Potential of Pulsed Light to Inactivate Bacteriophage MS2 in Simple Liquid Medium and on Complex Foodstuffs.

The virucidal efficacy of a pulsed light treatment applied to viral suspensions, glass beads and herb powders was studied for the F-RNA bacteriophage MS2. The experimental results obtained demonstrated the high potential of this technology to efficiently decontaminate simple matrices but underlined the complexity of application to complex food matrices.

Adhesion of human pathogenic enteric viruses and surrogate viruses to inert and vegetal food surfaces.
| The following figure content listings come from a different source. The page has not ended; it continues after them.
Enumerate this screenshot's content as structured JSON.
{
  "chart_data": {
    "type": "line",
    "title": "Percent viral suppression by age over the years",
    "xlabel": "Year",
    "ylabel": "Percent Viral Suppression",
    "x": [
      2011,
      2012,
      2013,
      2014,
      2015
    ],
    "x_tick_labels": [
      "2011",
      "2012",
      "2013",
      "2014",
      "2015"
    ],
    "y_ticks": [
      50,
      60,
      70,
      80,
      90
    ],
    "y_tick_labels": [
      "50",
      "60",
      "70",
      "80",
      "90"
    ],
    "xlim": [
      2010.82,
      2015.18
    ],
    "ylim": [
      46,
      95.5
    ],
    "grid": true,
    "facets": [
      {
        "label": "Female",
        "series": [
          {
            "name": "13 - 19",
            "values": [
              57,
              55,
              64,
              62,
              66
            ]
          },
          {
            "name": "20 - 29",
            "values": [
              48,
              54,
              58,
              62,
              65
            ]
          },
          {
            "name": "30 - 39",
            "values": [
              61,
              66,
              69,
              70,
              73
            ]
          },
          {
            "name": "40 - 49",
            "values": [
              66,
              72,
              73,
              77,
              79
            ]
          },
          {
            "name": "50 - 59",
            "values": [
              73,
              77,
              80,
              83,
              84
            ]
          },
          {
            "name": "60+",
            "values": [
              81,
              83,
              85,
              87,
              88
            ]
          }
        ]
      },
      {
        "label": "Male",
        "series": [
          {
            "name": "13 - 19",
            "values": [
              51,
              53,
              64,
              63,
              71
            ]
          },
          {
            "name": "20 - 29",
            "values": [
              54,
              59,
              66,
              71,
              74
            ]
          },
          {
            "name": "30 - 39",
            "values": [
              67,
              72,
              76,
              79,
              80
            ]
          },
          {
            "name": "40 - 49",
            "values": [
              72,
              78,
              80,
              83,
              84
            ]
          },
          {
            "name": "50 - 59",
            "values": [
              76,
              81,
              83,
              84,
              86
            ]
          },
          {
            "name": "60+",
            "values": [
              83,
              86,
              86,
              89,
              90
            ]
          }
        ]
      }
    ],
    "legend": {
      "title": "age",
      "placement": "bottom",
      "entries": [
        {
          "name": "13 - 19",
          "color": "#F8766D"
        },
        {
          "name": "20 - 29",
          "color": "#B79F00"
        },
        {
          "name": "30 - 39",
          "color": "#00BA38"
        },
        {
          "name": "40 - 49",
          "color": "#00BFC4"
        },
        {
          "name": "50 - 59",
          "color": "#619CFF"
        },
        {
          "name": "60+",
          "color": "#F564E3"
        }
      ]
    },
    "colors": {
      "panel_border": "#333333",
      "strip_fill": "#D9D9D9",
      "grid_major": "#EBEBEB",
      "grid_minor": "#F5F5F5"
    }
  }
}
Enteric viruses, particularly human Noroviruses (NoV) and hepatitis A virus (HAV), are key food-borne pathogens. The attachment of these pathogens to foodstuff and food-contact surfaces is an important mechanism in the human contamination process. Studies were done to investigate the nature of the physicochemical forces, such as hydrophobic and electrostatic ones, involved in the interaction virus/matrix but, at this day, only few data are available concerning surface properties of viruses and prediction of the adhesion capacity of one specific virus onto matrices is still very difficult. The purpose of this study was to propose a reference system, including a representative virus surrogate, able to predict as close as possible behaviour of pathogenic viruses in term of adhesion on inert (stainless steel and polypropylene) and food surfaces (lettuce leaves, strawberries and raspberries). The adhesion of human pathogenic enteric viruses, cultivable strain of HAV and non-cultivable strains of human NoV (genogroups I and II), have been quantified and compared to these of human enteric viruses surrogates, included the MNV-1 and three F-specific RNA bacteriophages (MS2, GA and Qß). A standardized approach was developed to assess and quantify viral adhesion on tested matrices after a contact time with each virus using real-time RT-PCR. Methods used for virus recovery were in accordance with the CEN recommendations, including a bovine Enterovirus type 1 as control to monitor the efficiency of the extraction process and amplification procedure from directly extracted or eluted samples. The adhesion of human pathogenic viruses, ranging from 0.1 to 2%, could be comparable for all matrices studied, except for NoV GII on soft fruits. Adhesion percentages obtained for the studied surrogate virus and phages were shown to be comparable to those of HAV and NoV on inert and lettuce surfaces. The MNV-1 appeared as the best candidate to simulate adhesion phenomena of all human pathogenic enteric viruses on all studied surfaces, while MS2 and GA bacteriophages could be a good alternative as model of viral adhesion on inert and lettuce surfaces. These results will be usable to design relevant experimental systems integrating adhesion behaviour of enteric viruses in the assessment of the efficiency of a technological or hygienic industrial process.